LLUVIA Tienen sed los campos. Ha llovido poco últimamente. Pasaron las tormentas que no dejaron nada. Sacaron a los ídolos y no vino la lluvia. La lluvia viene cuando quiere. No tiene su sazón hora fijada. Mucha o poca, la lluvia jamás mide cuanto otorga, ni prevé dónde será bien recibida. Llueve con simpleza, simplemente. Se deja llover por puro gusto. No castiga la lluvia, no condena. Jamás la lluvia aplaude, jamás se afirma en nada. Es un don la lluvia, y no lo sabe.

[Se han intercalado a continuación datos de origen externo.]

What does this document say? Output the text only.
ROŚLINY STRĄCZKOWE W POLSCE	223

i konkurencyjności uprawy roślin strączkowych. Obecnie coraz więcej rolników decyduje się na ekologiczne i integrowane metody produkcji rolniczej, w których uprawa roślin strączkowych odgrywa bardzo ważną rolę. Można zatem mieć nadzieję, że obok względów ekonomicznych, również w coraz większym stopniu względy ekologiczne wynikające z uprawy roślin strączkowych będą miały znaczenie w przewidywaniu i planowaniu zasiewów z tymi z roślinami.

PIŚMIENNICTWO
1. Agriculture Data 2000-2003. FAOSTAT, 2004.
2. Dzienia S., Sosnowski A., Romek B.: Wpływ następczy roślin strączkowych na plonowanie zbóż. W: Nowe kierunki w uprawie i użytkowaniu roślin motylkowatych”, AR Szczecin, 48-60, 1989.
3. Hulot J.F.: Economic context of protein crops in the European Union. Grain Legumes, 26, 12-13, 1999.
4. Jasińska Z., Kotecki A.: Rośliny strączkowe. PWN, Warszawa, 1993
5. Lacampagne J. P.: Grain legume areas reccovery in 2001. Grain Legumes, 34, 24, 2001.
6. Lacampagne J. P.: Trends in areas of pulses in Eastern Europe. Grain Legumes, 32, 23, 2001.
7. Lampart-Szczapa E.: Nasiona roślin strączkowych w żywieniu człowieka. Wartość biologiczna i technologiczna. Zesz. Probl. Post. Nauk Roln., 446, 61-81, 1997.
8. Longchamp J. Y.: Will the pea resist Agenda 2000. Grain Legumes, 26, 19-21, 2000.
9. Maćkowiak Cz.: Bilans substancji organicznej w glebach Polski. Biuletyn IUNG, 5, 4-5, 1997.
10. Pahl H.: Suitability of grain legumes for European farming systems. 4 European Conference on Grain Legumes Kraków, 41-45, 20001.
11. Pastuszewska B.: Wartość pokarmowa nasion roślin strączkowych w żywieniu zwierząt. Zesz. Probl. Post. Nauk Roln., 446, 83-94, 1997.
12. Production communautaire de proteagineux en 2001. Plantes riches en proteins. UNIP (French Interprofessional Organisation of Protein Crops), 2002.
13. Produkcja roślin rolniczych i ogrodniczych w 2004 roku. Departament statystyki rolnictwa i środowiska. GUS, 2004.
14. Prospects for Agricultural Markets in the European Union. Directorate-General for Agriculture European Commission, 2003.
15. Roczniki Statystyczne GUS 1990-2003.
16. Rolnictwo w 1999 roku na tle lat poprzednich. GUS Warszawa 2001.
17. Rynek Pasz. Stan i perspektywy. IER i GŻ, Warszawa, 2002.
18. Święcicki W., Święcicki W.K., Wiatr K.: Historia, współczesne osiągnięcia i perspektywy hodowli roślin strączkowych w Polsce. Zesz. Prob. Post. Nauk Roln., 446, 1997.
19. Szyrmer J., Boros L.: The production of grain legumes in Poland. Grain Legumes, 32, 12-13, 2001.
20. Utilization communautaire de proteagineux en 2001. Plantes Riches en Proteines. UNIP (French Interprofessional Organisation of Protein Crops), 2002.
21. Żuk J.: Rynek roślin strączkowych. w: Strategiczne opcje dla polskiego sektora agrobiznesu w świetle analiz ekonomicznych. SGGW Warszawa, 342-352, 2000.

EL RÍO QUE PASA POR MI PUERTA No me creeréis, pero, de cuando en cuando, un río viene a visitarme. Un río tan pequeño que apenas pesa nada. Cruza por mi puerta y un poco sorprendido mira el zócalo, las rejas, el alero. Ni siquiera sabe que es un río. Recuerda apenas que otras veces pasó ya por aquí, bajó esta calle y se perdió, humilde, por el caño. Eso le basta. Tiene, como el vencejo, sus días convenidos y guarda memoria inquebrantable de un mar que no conoce. Pero mi río es tan pequeño que se olvida con frecuencia de nacer y, ya nacido, se olvida de seguir su propio curso o de vaciarse en otro río. Lo he visto correr seco, vacío, olvidado de sí mismo, y como el pájaro que ignora que es calandria o golondrina, pero sabe del Sur y del Estrecho, mi río se presenta cada invierno modesto como un dios. Mirad, no está. Viene en camino.